Update Nov 20: minor edits to increase clarity.
Yesterday, Rob Lambert tweeted:
“Testing, as an activity by itself, has no business value”
— Rob Lambert (@Rob_Lambert) November 12, 2012
Turns out that’s a statement from the ISTQB Expert Level Syllabus on Test Management. Robert was tweeting it to see what others’ reactions were to the statement.
Now, I hold no love of the ISTQB. I don’t see any correlation between ISTQB certification and tester competence. I think an awful lot of what the ISTQB promotes as “best practice” is at best context-dependent and at worst actively damaging. But that’s a topic for another post, one I probably will never write. It’s just not worth the energy. I don’t feed that which I don’t want to see grow.
But my point is that I don’t put any stock in anything the ISTQB says, so I was absolutely stunned to find that I agreed with a statement in an ISTQB syllabus.
So I replied, “Whodathunk I’d agree w/ istqb. Unless org sells test svcs, its is a means to an end, a way to get info.”
That touched off a small storm of responses, some agreeing, but many more disagreeing. I’ve been replying to the objections on Twitter, but I think this topic needs more than 140 characters.
First, a few clarifications:
1) I am talking specifically about software development.
2) I am talking about business value.
3) Business value is inextricably linked with increased revenue or decreased costs. That’s not decreased costs of software development. It’s overall decreased costs that can be attributed to the use of the final delivered software.
So the value in software development rests in the final result—the delivered product or service—not the process or activities that went into making the result.
Testing does not have value on its own. Neither does programming. I have seen more than one team crank out lots of code and yet be unable to ship a product anyone would buy. For that matter, designing doesn’t have intrinsic value either.
“But wait!” you say. “Testing does have value. Customers pay more for better quality software, so testing has value.”

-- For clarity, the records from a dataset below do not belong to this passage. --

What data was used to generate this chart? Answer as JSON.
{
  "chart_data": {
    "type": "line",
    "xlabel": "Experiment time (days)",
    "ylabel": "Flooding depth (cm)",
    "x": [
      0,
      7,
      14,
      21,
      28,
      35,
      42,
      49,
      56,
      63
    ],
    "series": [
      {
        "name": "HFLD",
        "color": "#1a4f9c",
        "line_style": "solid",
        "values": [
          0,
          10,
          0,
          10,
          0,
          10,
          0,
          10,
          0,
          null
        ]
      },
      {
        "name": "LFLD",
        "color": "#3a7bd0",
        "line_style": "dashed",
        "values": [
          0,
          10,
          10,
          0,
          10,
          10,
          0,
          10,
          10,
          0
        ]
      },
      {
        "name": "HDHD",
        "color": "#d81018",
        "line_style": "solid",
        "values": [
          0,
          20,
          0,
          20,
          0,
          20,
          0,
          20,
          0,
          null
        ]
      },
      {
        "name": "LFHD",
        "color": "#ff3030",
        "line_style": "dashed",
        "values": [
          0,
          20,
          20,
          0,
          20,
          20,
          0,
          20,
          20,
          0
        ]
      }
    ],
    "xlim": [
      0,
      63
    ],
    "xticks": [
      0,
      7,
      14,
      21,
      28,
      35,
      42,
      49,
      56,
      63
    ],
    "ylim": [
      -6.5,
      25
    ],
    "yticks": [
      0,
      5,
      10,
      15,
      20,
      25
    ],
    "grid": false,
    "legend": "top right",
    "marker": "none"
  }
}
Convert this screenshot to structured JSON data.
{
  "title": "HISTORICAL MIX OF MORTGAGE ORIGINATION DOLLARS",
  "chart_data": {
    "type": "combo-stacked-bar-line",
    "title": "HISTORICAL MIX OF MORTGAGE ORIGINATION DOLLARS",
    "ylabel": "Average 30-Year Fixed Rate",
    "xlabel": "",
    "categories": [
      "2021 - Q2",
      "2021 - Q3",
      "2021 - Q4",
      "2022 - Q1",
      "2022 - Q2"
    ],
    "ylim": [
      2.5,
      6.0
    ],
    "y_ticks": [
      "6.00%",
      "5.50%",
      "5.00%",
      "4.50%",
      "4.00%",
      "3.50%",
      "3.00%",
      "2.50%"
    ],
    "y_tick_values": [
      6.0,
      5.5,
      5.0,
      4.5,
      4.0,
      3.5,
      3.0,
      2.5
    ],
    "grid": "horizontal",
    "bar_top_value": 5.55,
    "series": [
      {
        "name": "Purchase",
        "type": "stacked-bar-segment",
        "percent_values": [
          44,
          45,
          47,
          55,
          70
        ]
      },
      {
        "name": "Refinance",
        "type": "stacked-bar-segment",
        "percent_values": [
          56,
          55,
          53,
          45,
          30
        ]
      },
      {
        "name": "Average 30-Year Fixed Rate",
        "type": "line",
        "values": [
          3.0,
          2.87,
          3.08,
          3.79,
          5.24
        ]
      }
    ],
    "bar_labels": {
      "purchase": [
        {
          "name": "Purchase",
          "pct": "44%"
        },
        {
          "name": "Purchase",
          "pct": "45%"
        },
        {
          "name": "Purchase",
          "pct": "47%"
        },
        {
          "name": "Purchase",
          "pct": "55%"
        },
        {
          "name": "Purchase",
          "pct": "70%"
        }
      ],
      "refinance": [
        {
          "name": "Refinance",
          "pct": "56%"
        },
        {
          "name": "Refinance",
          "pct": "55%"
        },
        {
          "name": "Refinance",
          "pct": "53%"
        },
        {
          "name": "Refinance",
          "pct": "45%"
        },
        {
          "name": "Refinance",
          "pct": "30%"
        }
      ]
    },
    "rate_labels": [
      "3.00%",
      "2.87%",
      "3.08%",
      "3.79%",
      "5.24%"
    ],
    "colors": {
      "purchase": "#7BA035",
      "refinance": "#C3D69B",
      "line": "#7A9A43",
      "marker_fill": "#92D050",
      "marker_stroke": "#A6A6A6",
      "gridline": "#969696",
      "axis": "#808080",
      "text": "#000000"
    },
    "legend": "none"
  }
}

Well no. First, it’s not clear that customers pay more for better quality software. Customers are less likely to abandon better quality software in a fit of rage. But they don’t necessarily pay more for the kind of quality that comes from having testers do more testing. Further, testing does not automatically lead to better software. In fact, better testing can actually lead to worse software. Finally, as Ron Jeffries pointed out, testing only adds value to the extent that the team uses the information that testing produced in order to improve the software.
But that’s not even the main point here. The main point is that testing and programming and designing and all the other activities that go into making software are all just a means to an end. As UCLA coach John Wooden said, “Never mistake activity for achievement.”
The bottom line is that if you want your work to have value, make sure that the software you’re working on ships and satisfies customers. The final result is a whole team effort. The team succeeds or fails together. And the value of the work you’re doing is stuck at 0 until the software you’re working on is in the hands of paying customers.